Twenty years after the financial system crisis that saw the collapse of major institutions such as Yamaichi Securities and Hokkaido Takushoku Bank, the nation's big banking groups are moving to substantially reduce their workforce and domestic outlets in response to the changing business environment. The massive nonperforming loan woes that disrupted the banking sector in the 1990s have been mostly resolved after an injection of taxpayer money and a temporary nationalization of some banks. Major banks have been consolidated into three megabank groups, and the financial system seems to be much more stable. But the streamlining efforts by the big banks reflect their sense of crisis over the industry's future. They should consider whether streamlining alone is enough to survive the tightening industry climate.

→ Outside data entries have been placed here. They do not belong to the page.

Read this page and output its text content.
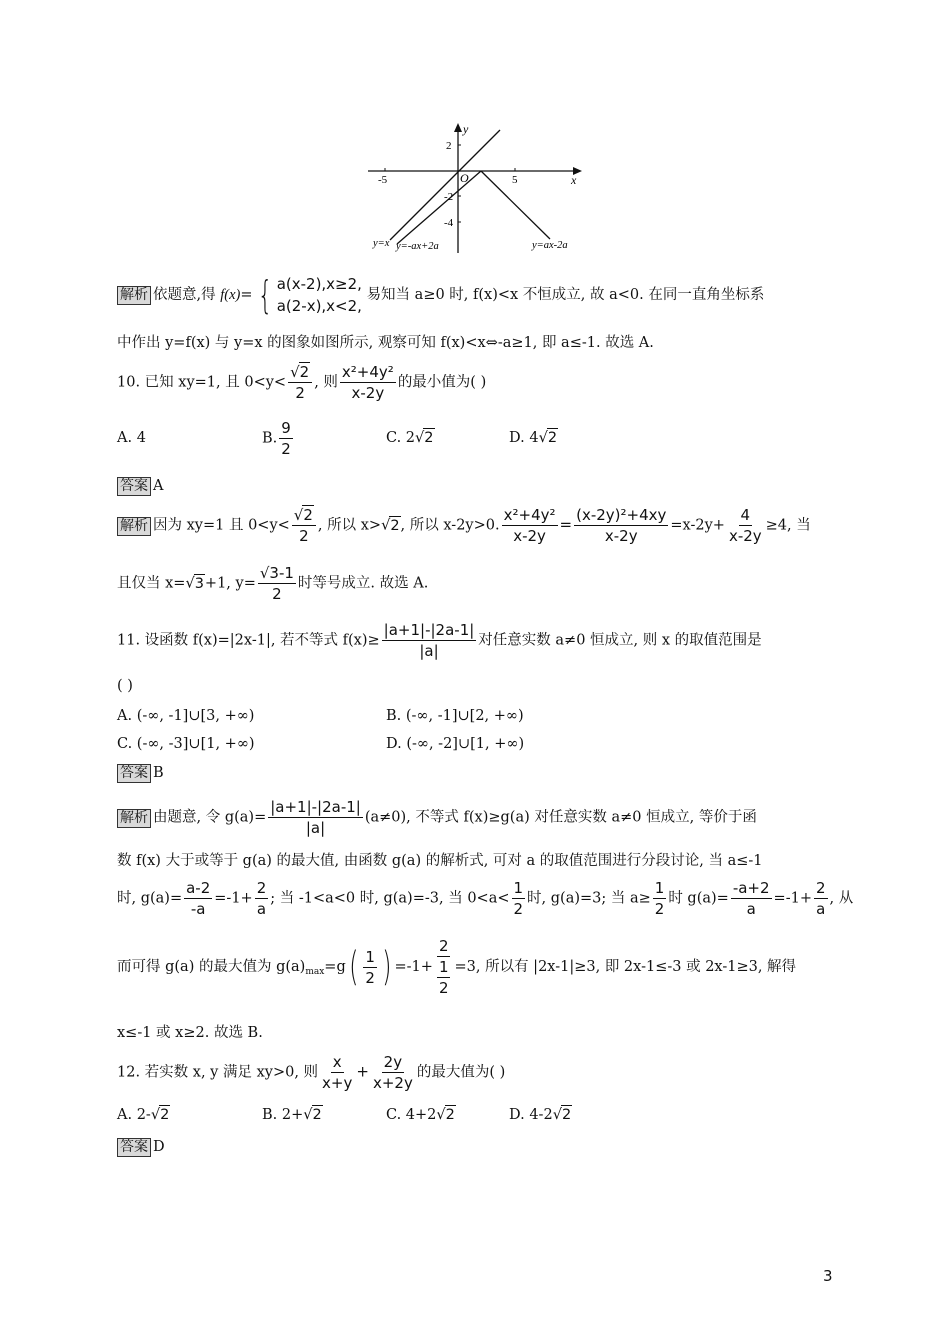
2
-2
-4
-5	5
O	x
y
y=x y=-ax+2a	y=ax-2a
解析 依题意,得 f(x)= { a(x-2),x≥2,
a(2-x),x<2,
易知当 a≥0 时, f(x)<x 不恒成立, 故 a<0. 在同一直角坐标系
中作出 y=f(x) 与 y=x 的图象如图所示, 观察可知 f(x)<x⇔-a≥1, 即 a≤-1. 故选 A.
10. 已知 xy=1, 且 $0<y< \frac{√2}{2}$ , 则 $\frac{\text{x²+4y²}}{x-2y}$ 的最小值为( )
A. 4	B. $\frac{9}{2}$	C. 2√2	D. 4√2
答案 A
解析 因为 xy=1 且 $0<y< \frac{√2}{2}$ , 所以 x>√2, 所以 x-2y>0. $\frac{\text{x²+4y²}}{x-2y} = \frac{\text{(x-2y)²+4xy}}{x-2y} =x-2y+ \frac{4}{x-2y} \ge 4$, 当
且仅当 x=√3+1, $y= \frac{√3-1}{2}$ 时等号成立. 故选 A.
11. 设函数 f(x)=|2x-1|, 若不等式 $f(x)\ge \frac{|a+1|-|2a-1|}{|a|}$ 对任意实数 a≠0 恒成立, 则 x 的取值范围是
( )
A. (-∞, -1]∪[3, +∞)	B. (-∞, -1]∪[2, +∞)
C. (-∞, -3]∪[1, +∞)	D. (-∞, -2]∪[1, +∞)
答案 B
解析 由题意, 令 $g(a)= \frac{|a+1|-|2a-1|}{|a|} (a\ne 0)$, 不等式 f(x)≥g(a) 对任意实数 a≠0 恒成立, 等价于函
数 f(x) 大于或等于 g(a) 的最大值, 由函数 g(a) 的解析式, 可对 a 的取值范围进行分段讨论, 当 a≤-1
时, $g(a)= \frac{a-2}{-a} =-1+ \frac{2}{a}$ ; 当 -1<a<0 时, g(a)=-3, 当 $0<a< \frac{1}{2}$ 时, g(a)=3; 当 $a\ge \frac{1}{2}$ 时 $g(a)= \frac{-a+2}{a} =-1+ \frac{2}{a}$ , 从
而可得 g(a) 的最大值为 $g(a)_{max}=g( \frac{1}{2}$ ) $=-1+ \frac{2}{\frac{1}{2}} =3$, 所以有 |2x-1|≥3, 即 2x-1≤-3 或 2x-1≥3, 解得
x≤-1 或 x≥2. 故选 B.
12. 若实数 x, y 满足 xy>0, 则 $\frac{x}{x+y} + \frac{2y}{x+2y}$ 的最大值为( )
A. 2-√2	B. 2+√2	C. 4+2√2	D. 4-2√2
答案 D
3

The failures of Yamaichi, one of the nation's top four brokerage firms, and Hokkaido Takushoku, one of the "city" major banks, in November 1997 symbolized the financial industry mess under the weight of bad assets in the wake of the collapse of the asset-inflated bubble boom in the early 1990s. The government responded to the growing uncertainties over the financial system by injecting a massive amount of taxpayer money into the troubled banks and placing some of them under temporary state control.

Today, the financial crisis of 1997 may look like a thing of the past. Since 2012, Japan's economy has experienced what is assessed as the second-longest boom cycle in postwar history. As major companies report record profits on the strength of brisk overseas demand and the weak yen, the Nikkei average on the Tokyo Stock Exchange soared to another 26-year high this week, although concern simmers over the brewing of yet another real estate market bubble.